Двадцать первого апреля, на другой день после своего дня рождения, Гитлер, похоже, в последний раз поднялся на первый «этаж» бункера, поскольку «прослушки» Бергера больше каких-либо голосовых свидетельств присутствия там фюрера не оставили. Вот что оказалось записано: «…Я отдал приказ собрать все и контратаковать на юге. Мы остановим танки и отбросим от Берлина русских. Я приказал Штейнеру собрать все резервы здесь. У нас есть еще армия на Эльбе. Если не хватит сил, к нам пробьется Венк. Что вы молчите?» – это Гитлер обращается к Роберту Лею, который в течение всего апреля совершал перелеты между Бергхофом и Берлином (обычно полупьяный, он при посадке шел на такой риск, что просто обескураживал противника).
Лей отвечает, что ему нечего возразить. Дальше следуют малопонятные реплики о возможности запуска хотя бы одной ракеты А-10 на Вашингтон и, наконец, еще одна фраза Гитлера: «…Ничего… Я отдал приказ о контрударе». Повторяю: это – 21 апреля.
Риббентроп, уже в Нюрнберге, в письмах к жене вспоминал, что первые признаки паники у фюрера заметил как раз 21 апреля: Гитлер сначала продиктовал приказ генералу Венку развернуть свою 12-ю армию на восток и ударить по русским. Но через несколько минут передумал и стал диктовать другой – Венку немедленно соединиться с армией генерала Буссе (на деле прежде следовало вытащить ее из окружения, в котором она застряла после отчаянных попыток Гиммлера взять на себя командование боевыми операциями) и вместе двигаться на Берлин. «Кейтель же, как попугай, только кивал и со всем соглашался», – раздраженно замечает Риббентроп. (Письмо от 4 марта 1946 г., а также дневниковые записи, по материалам которых фрау фон Риббентроп позже выпустила книгу.)
И 22—23 апреля становится ясно, что генерал Штейнер, которому было приказано ударить по русским в районе южного пригорода Берлина, не сумел даже сдвинуться с места (а позже – и вовсе повернул на запад, чтобы 3 мая сдаться англичанам).
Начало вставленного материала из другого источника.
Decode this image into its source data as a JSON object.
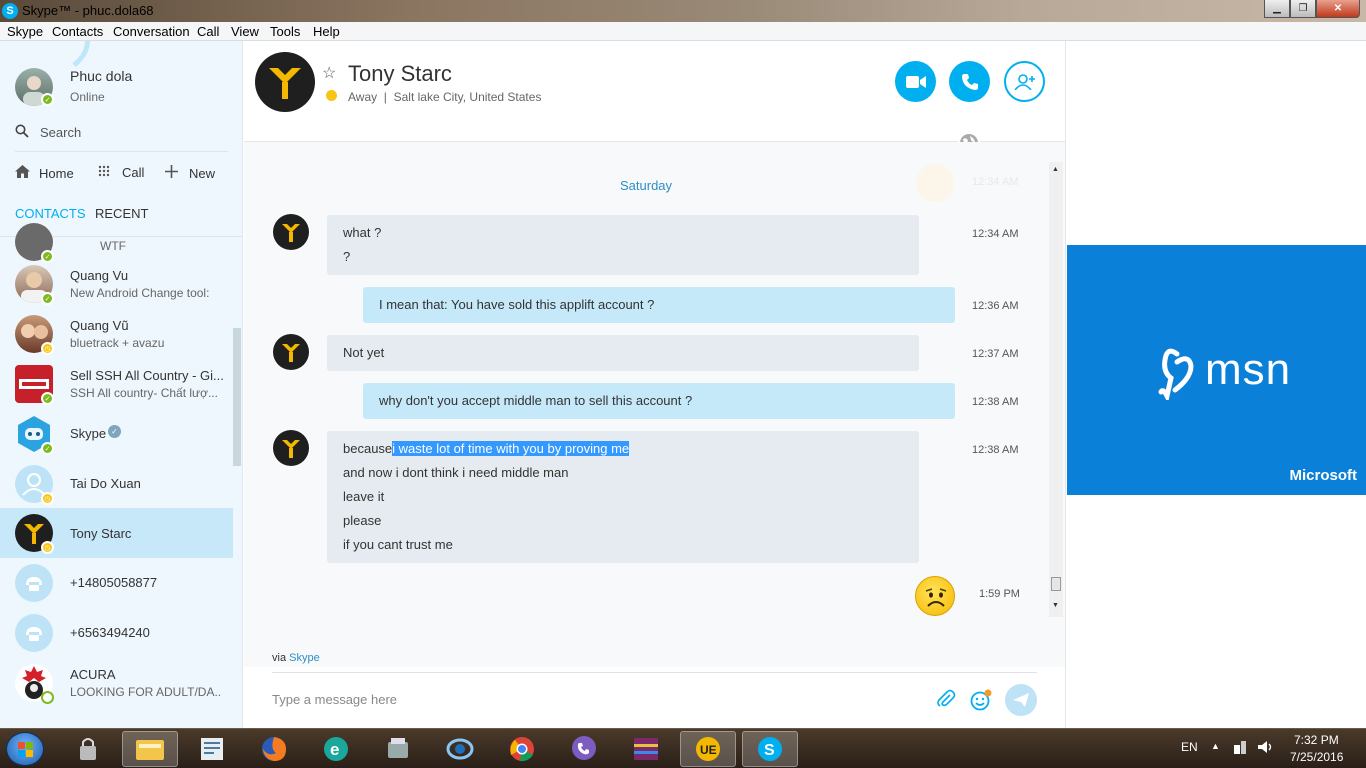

Кейтель, впрочем, пытался объяснять Гитлеру, что контрудар Штейнера – фантом, что Берлин не продержится и больше недели. Взял слово Йодль и напомнил, что «пока Баварский лес в наших руках и магистраль не перерезана, остается возможность эвакуации по земле, и нужно этим воспользоваться, потому что…» Дальше произошла тяжелая сцена, о которой одинаково вспоминают и Кейтель, и Йодль, и Лей, и Риббентроп. Гитлер орал, топал ногами, валил стулья, рвал карты. Впервые «отец нации» проклял свой народ, и это особенно тяжело подействовало на присутствующих. Немного успокоившись, он сказал, чтобы ни об отводе войск, ни о его собственном «бегстве» из Берлина никто больше не смел и заикаться, что он «останется и сдохнет здесь, если никто ничего другого ему не в состоянии предложить». Вот тут и прозвучало то самое, похожее на заклинание: «Но у нас еще есть Венк… у нас еще есть Венк».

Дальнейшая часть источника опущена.